業者に頼めば、当然コストが発生します。速やかに作業を進めたいからと、よく調べずに依頼したりすれば、不当に高額の費用を請求されるリスクもあります。業者を選ぶ際には、「一般廃棄物収集運搬許可」などを取得しているかどうかを確認し、必ず複数社に見積もりを依頼するようにしましょう。
実際にかかる費用は、間取りや遺品の種類、量などによって異なり、5万円程度~数十万円まで大きな幅があります。事前に相見積もりを取り、内容と金額をよく確認することが大切です。
遺品整理の費用負担は事前に話し合っておく
説明したように、遺品の整理には、場合によっては数十万円の費用が発生することがあります。これを誰がどのように負担するのかは、作業開始前に話し合い、例えば「相続人が平等に負担する」などの合意を作っておくのがいいでしょう。
遺品整理のコストは相続財産から差し引ける?
ところで、被相続人の葬儀費用や本人の残した債務などは、相続財産から控除して(差し引いて)、相続税を軽減させることができます。では、遺品整理にかかった費用は、同じように控除することができるのでしょうか?

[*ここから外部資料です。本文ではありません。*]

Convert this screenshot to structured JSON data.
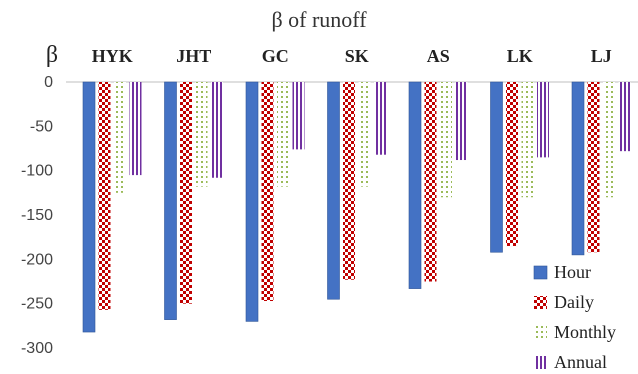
{
  "chart_data": {
    "type": "bar",
    "title": "β of runoff",
    "ylabel": "β",
    "xlabel": "",
    "categories": [
      "HYK",
      "JHT",
      "GC",
      "SK",
      "AS",
      "LK",
      "LJ"
    ],
    "ylim": [
      -300,
      0
    ],
    "yticks": [
      0,
      -50,
      -100,
      -150,
      -200,
      -250,
      -300
    ],
    "grid": false,
    "legend_position": "bottom-right",
    "series": [
      {
        "name": "Hour",
        "pattern": "solid",
        "color": "#4472C4",
        "values": [
          -282,
          -268,
          -270,
          -245,
          -233,
          -192,
          -195
        ]
      },
      {
        "name": "Daily",
        "pattern": "checker",
        "color": "#C00000",
        "values": [
          -257,
          -250,
          -247,
          -223,
          -225,
          -185,
          -192
        ]
      },
      {
        "name": "Monthly",
        "pattern": "dots",
        "color": "#9BBB59",
        "values": [
          -125,
          -118,
          -118,
          -118,
          -130,
          -130,
          -130
        ]
      },
      {
        "name": "Annual",
        "pattern": "vertical-stripes",
        "color": "#7030A0",
        "values": [
          -105,
          -108,
          -76,
          -82,
          -88,
          -85,
          -78
        ]
      }
    ]
  }
}
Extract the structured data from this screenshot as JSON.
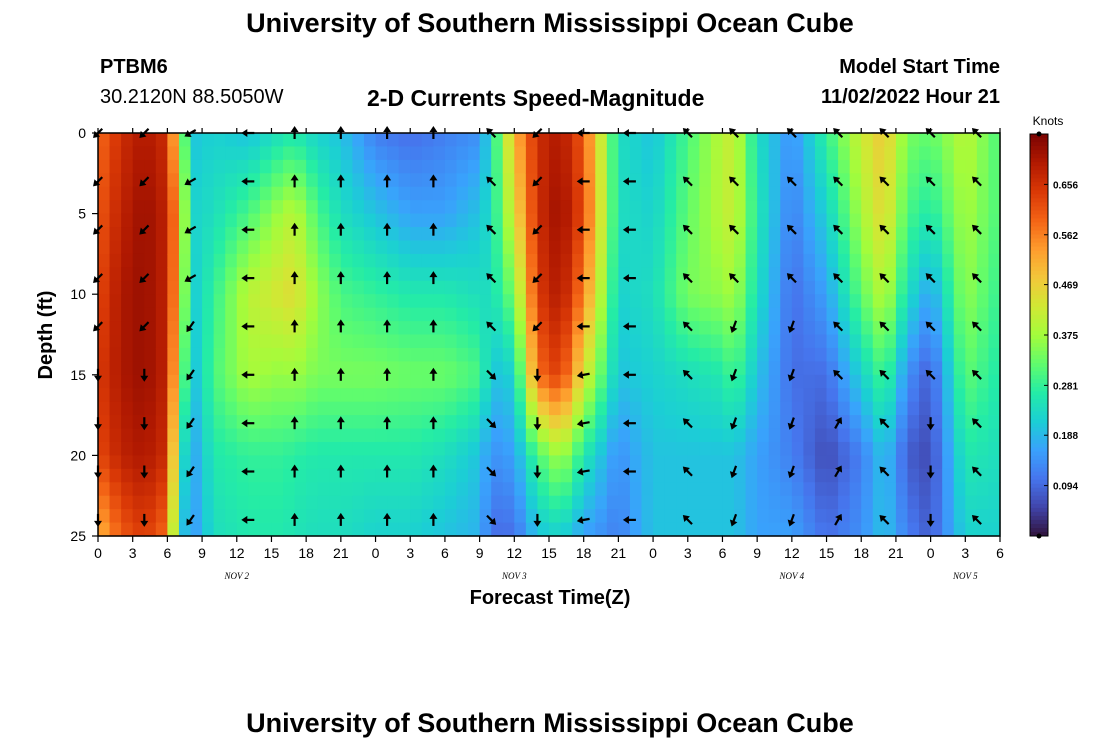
{
  "header": {
    "title": "University of Southern Mississippi Ocean Cube",
    "station_id": "PTBM6",
    "station_coords": "30.2120N  88.5050W",
    "chart_title": "2-D Currents Speed-Magnitude",
    "model_start_label": "Model Start Time",
    "model_start_value": "11/02/2022 Hour 21"
  },
  "footer": {
    "title": "University of Southern Mississippi Ocean Cube"
  },
  "chart_data": {
    "type": "heatmap",
    "title": "2-D Currents Speed-Magnitude",
    "xlabel": "Forecast Time(Z)",
    "ylabel": "Depth (ft)",
    "x_range_hours": [
      0,
      78
    ],
    "y_range_ft": [
      0,
      25
    ],
    "y_inverted": true,
    "x_ticks": [
      "0",
      "3",
      "6",
      "9",
      "12",
      "15",
      "18",
      "21",
      "0",
      "3",
      "6",
      "9",
      "12",
      "15",
      "18",
      "21",
      "0",
      "3",
      "6",
      "9",
      "12",
      "15",
      "18",
      "21",
      "0",
      "3",
      "6"
    ],
    "y_ticks": [
      "0",
      "5",
      "10",
      "15",
      "20",
      "25"
    ],
    "day_labels": [
      {
        "label": "NOV 2",
        "hour": 12
      },
      {
        "label": "NOV 3",
        "hour": 36
      },
      {
        "label": "NOV 4",
        "hour": 60
      },
      {
        "label": "NOV 5",
        "hour": 75
      }
    ],
    "colorbar": {
      "title": "Knots",
      "min": 0.0,
      "max": 0.75,
      "ticks": [
        "0.656",
        "0.562",
        "0.469",
        "0.375",
        "0.281",
        "0.188",
        "0.094"
      ],
      "colors": [
        "#30123b",
        "#4145ab",
        "#4675ed",
        "#39a2fc",
        "#1bcfd4",
        "#24eca6",
        "#61fc6c",
        "#a4fc3b",
        "#d1e834",
        "#f3c63a",
        "#fe9b2d",
        "#f36315",
        "#d93806",
        "#b11901",
        "#7a0402"
      ]
    },
    "speed_columns": {
      "hours": [
        0,
        2,
        4,
        6,
        7,
        8,
        10,
        13,
        16,
        17,
        19,
        21,
        24,
        27,
        30,
        33,
        34,
        36,
        38,
        40,
        42,
        45,
        48,
        51,
        54,
        55,
        57,
        60,
        63,
        66,
        68,
        70,
        72,
        75,
        78
      ],
      "depths_ft": [
        0,
        5,
        10,
        15,
        20,
        25
      ],
      "values_knots": [
        [
          0.58,
          0.6,
          0.62,
          0.64,
          0.62,
          0.5
        ],
        [
          0.66,
          0.68,
          0.7,
          0.7,
          0.68,
          0.6
        ],
        [
          0.7,
          0.72,
          0.72,
          0.72,
          0.7,
          0.64
        ],
        [
          0.66,
          0.68,
          0.68,
          0.68,
          0.66,
          0.58
        ],
        [
          0.42,
          0.5,
          0.48,
          0.42,
          0.3,
          0.24
        ],
        [
          0.2,
          0.22,
          0.2,
          0.18,
          0.15,
          0.14
        ],
        [
          0.22,
          0.24,
          0.28,
          0.3,
          0.26,
          0.24
        ],
        [
          0.2,
          0.3,
          0.4,
          0.38,
          0.28,
          0.26
        ],
        [
          0.25,
          0.38,
          0.44,
          0.36,
          0.28,
          0.26
        ],
        [
          0.26,
          0.4,
          0.45,
          0.37,
          0.27,
          0.25
        ],
        [
          0.22,
          0.3,
          0.36,
          0.34,
          0.26,
          0.24
        ],
        [
          0.2,
          0.24,
          0.3,
          0.34,
          0.26,
          0.24
        ],
        [
          0.12,
          0.2,
          0.28,
          0.34,
          0.26,
          0.22
        ],
        [
          0.1,
          0.16,
          0.26,
          0.33,
          0.26,
          0.22
        ],
        [
          0.12,
          0.16,
          0.26,
          0.33,
          0.24,
          0.2
        ],
        [
          0.14,
          0.2,
          0.24,
          0.3,
          0.2,
          0.18
        ],
        [
          0.24,
          0.24,
          0.24,
          0.2,
          0.14,
          0.1
        ],
        [
          0.5,
          0.44,
          0.34,
          0.22,
          0.16,
          0.1
        ],
        [
          0.66,
          0.66,
          0.64,
          0.58,
          0.3,
          0.2
        ],
        [
          0.7,
          0.72,
          0.7,
          0.64,
          0.38,
          0.22
        ],
        [
          0.6,
          0.62,
          0.56,
          0.44,
          0.26,
          0.16
        ],
        [
          0.24,
          0.24,
          0.22,
          0.2,
          0.14,
          0.12
        ],
        [
          0.2,
          0.22,
          0.24,
          0.22,
          0.2,
          0.2
        ],
        [
          0.3,
          0.32,
          0.34,
          0.24,
          0.2,
          0.2
        ],
        [
          0.4,
          0.4,
          0.36,
          0.26,
          0.2,
          0.2
        ],
        [
          0.42,
          0.42,
          0.38,
          0.3,
          0.2,
          0.2
        ],
        [
          0.24,
          0.26,
          0.24,
          0.2,
          0.16,
          0.16
        ],
        [
          0.14,
          0.12,
          0.1,
          0.1,
          0.12,
          0.16
        ],
        [
          0.28,
          0.22,
          0.16,
          0.1,
          0.06,
          0.1
        ],
        [
          0.42,
          0.38,
          0.32,
          0.22,
          0.12,
          0.14
        ],
        [
          0.48,
          0.46,
          0.4,
          0.3,
          0.2,
          0.2
        ],
        [
          0.34,
          0.3,
          0.24,
          0.14,
          0.08,
          0.12
        ],
        [
          0.32,
          0.26,
          0.16,
          0.08,
          0.06,
          0.08
        ],
        [
          0.4,
          0.38,
          0.36,
          0.32,
          0.26,
          0.22
        ],
        [
          0.3,
          0.3,
          0.28,
          0.26,
          0.24,
          0.22
        ]
      ]
    },
    "direction_columns": {
      "hours": [
        0,
        4,
        8,
        13,
        17,
        21,
        25,
        29,
        34,
        38,
        42,
        46,
        51,
        55,
        60,
        64,
        68,
        72,
        76
      ],
      "depths_ft": [
        0,
        3,
        6,
        9,
        12,
        15,
        18,
        21,
        24
      ],
      "angles_deg": [
        225,
        225,
        240,
        270,
        0,
        0,
        0,
        0,
        315,
        225,
        270,
        270,
        315,
        315,
        315,
        315,
        315,
        315,
        315
      ],
      "depth_override": [
        {
          "hours_from": 0,
          "hours_to": 8,
          "depth_from": 15,
          "angle": 180
        },
        {
          "hours_from": 8,
          "hours_to": 9,
          "depth_from": 12,
          "angle": 215
        },
        {
          "hours_from": 34,
          "hours_to": 36,
          "depth_from": 15,
          "angle": 135
        },
        {
          "hours_from": 38,
          "hours_to": 39,
          "depth_from": 15,
          "angle": 180
        },
        {
          "hours_from": 42,
          "hours_to": 43,
          "depth_from": 15,
          "angle": 260
        },
        {
          "hours_from": 55,
          "hours_to": 61,
          "depth_from": 12,
          "angle": 200
        },
        {
          "hours_from": 64,
          "hours_to": 65,
          "depth_from": 18,
          "angle": 30
        },
        {
          "hours_from": 72,
          "hours_to": 73,
          "depth_from": 18,
          "angle": 180
        }
      ]
    }
  }
}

答えは「ノー」です。被相続人が生前に購入したお墓の未払代金や、相続税申告にかかった税理士への報酬などと同様、相続財産から差し引くことはできないのです。
まとめ
被相続人の残した動産の相続、資産的価値のない遺品の整理について説明しました。相続人同士のトラブルや、相続税申告のミスを防ぐために、必要に応じて相続に詳しい弁護士や税理士などの専門家のサポートを考えるようにしましょう。